The court papers obtained by SaharaReporters said, “Defendant Omoyele Sowore’s Request for Admissions. Responses 1. Admit that Plaintiff Daniel Olukoya did not suffer any economic harm due to the publication of the Challenged Statements. RESPONSE: Plaintiff denies this request. 2. Admit that no contract between Plaintiff Daniel Olukoya and any individual, corporation, or entity was terminated due to the publication of the Challenged Statements. RESPONSE: Plaintiff admits this request. 3. Admit that no member of the Mountain of Fire and Miracles church resigned from the Mountain of Fire and Miracles church due to the publication of the Challenged Statements.
“RESPONSE: Plaintiff denies this request. 4. Admit that Plaintiff Daniel Olukoya cannot identify a single individual who decided not to become a member of the Mountain of Fire and Miracles church due to the publication of the Challenged Statements. RESPONSE: Plaintiff denies this request. 5. Admit that Mountain of Fire and Miracles employs a public relations professional or media aide who is responsible for public relations for Mountain of Fire and Miracles. RESPONSE: Plaintiff admits this request.
“6. Admit that Mountain of Fire and Miracles Ministries employs a public relations professional or media aide who is responsible for public relations for Plaintiff Daniel Olukoya. RESPONSE: Plaintiff admits this request. 7. Admit that Mountain of Fire and Miracles Ministries maintains a website that provides information about its ministry to the public.

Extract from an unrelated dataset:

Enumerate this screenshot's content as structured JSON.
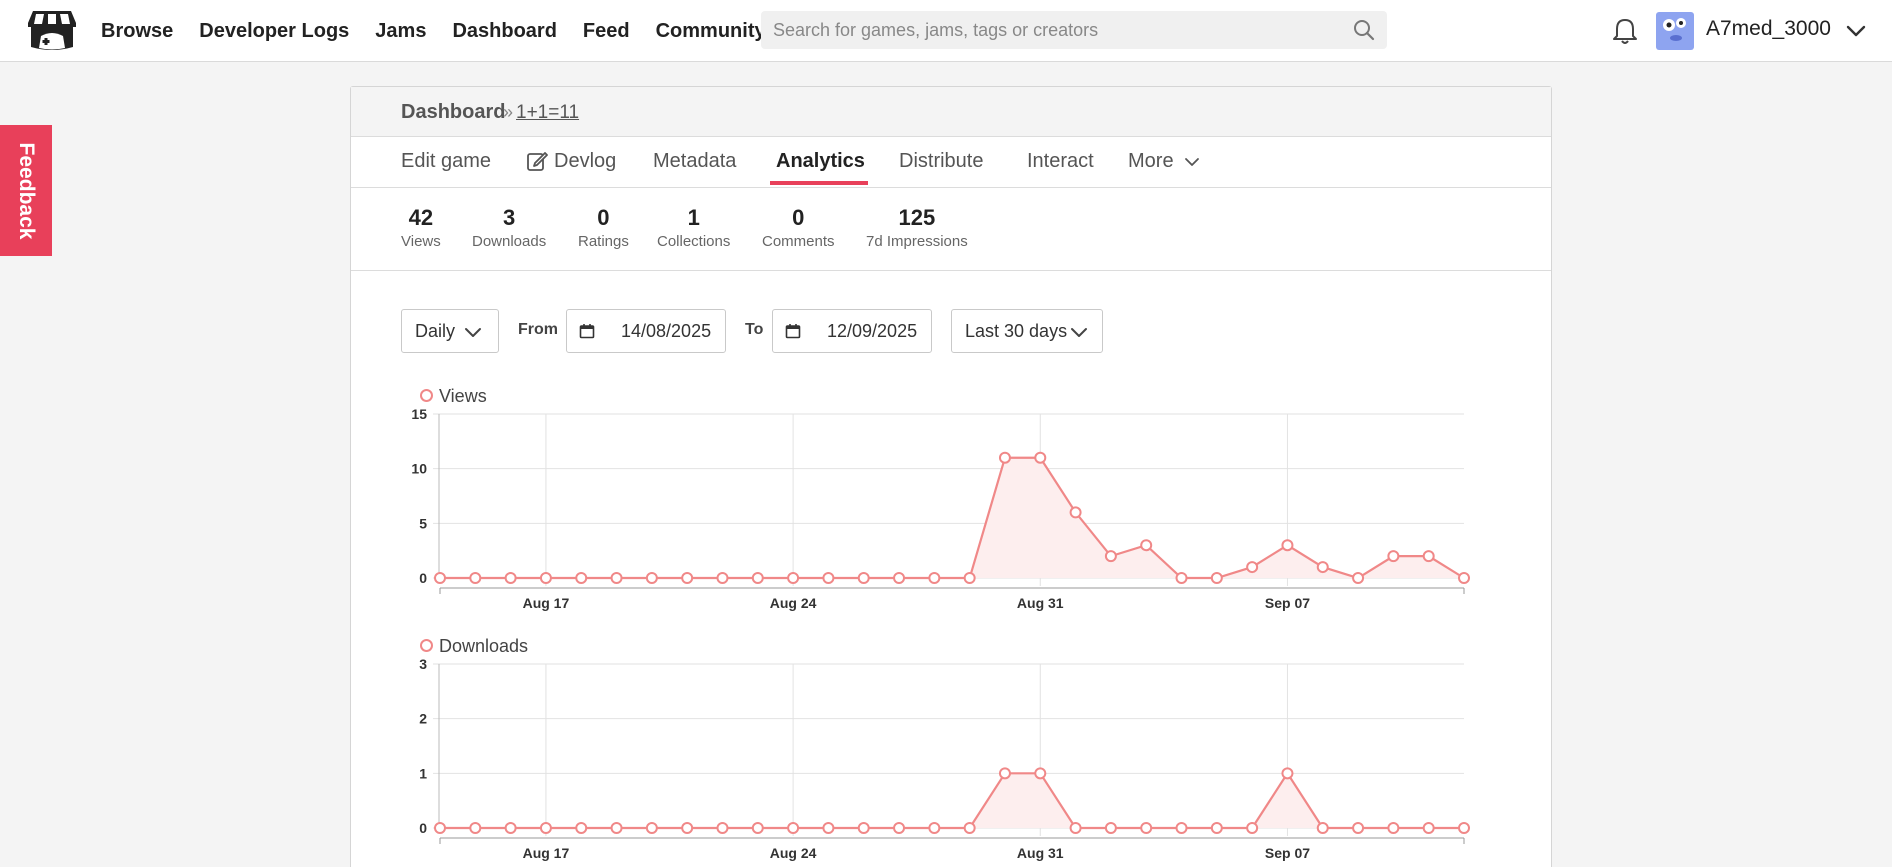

“RESPONSE: Plaintiff admits this request. 8. Admit that Mountain of Fire and Miracles Ministries maintains a YouTube page that airs Plaintiff Daniel Olukoya’s sermons. RESPONSE: Plaintiff admits this request. 9. Admit that Plaintiff Daniel Olukoya’s Facebook page identifies him as a public figure. RESPONSE: Plaintiff admits this request. 10. Admit that Plaintiff Daniel Olukoya is a public figure for purposes of this defamation action. RESPONSE: Plaintiff admits this request.”
The lawyers representing Sowore in the suit stated that they would donate the $7,320 sanction fees to be paid by Olukoya to Sowore’s ongoing court cases in Nigeria where the government dragged him to court over trumped-up charges.
“Based on Olukoya’s gamesmanship in failing to provide relevant discovery materials (particularly has failed to timely produce any documents relating to the UK Charity Commission investigation), we filed a motion asking magistrate judge Sullivan to impose discovery sanctions on Olukoya. We’re delighted to report that at the end of last week, magistrate Sullivan issued the attached decision finding that Olukoya misled the court and awarding $7,320 in attorneys’ fees against Olukoya personally.
“Olukoya is required to pay us the $7,320 in attorneys’ fees within 30 days. And Lisa and I would like to donate the $7,320 to SaharaReporters to help defray Sowore’s legal defence in Nigeria.
“That’s where things currently stand. In the next few weeks, we’ll be conducting additional limited depositions of Olukoya and Grace Ugeh, which the magistrate has permitted so that we can question each of them about documents they improperly failed to produce until after they were deposed,” one of the lawyers stated.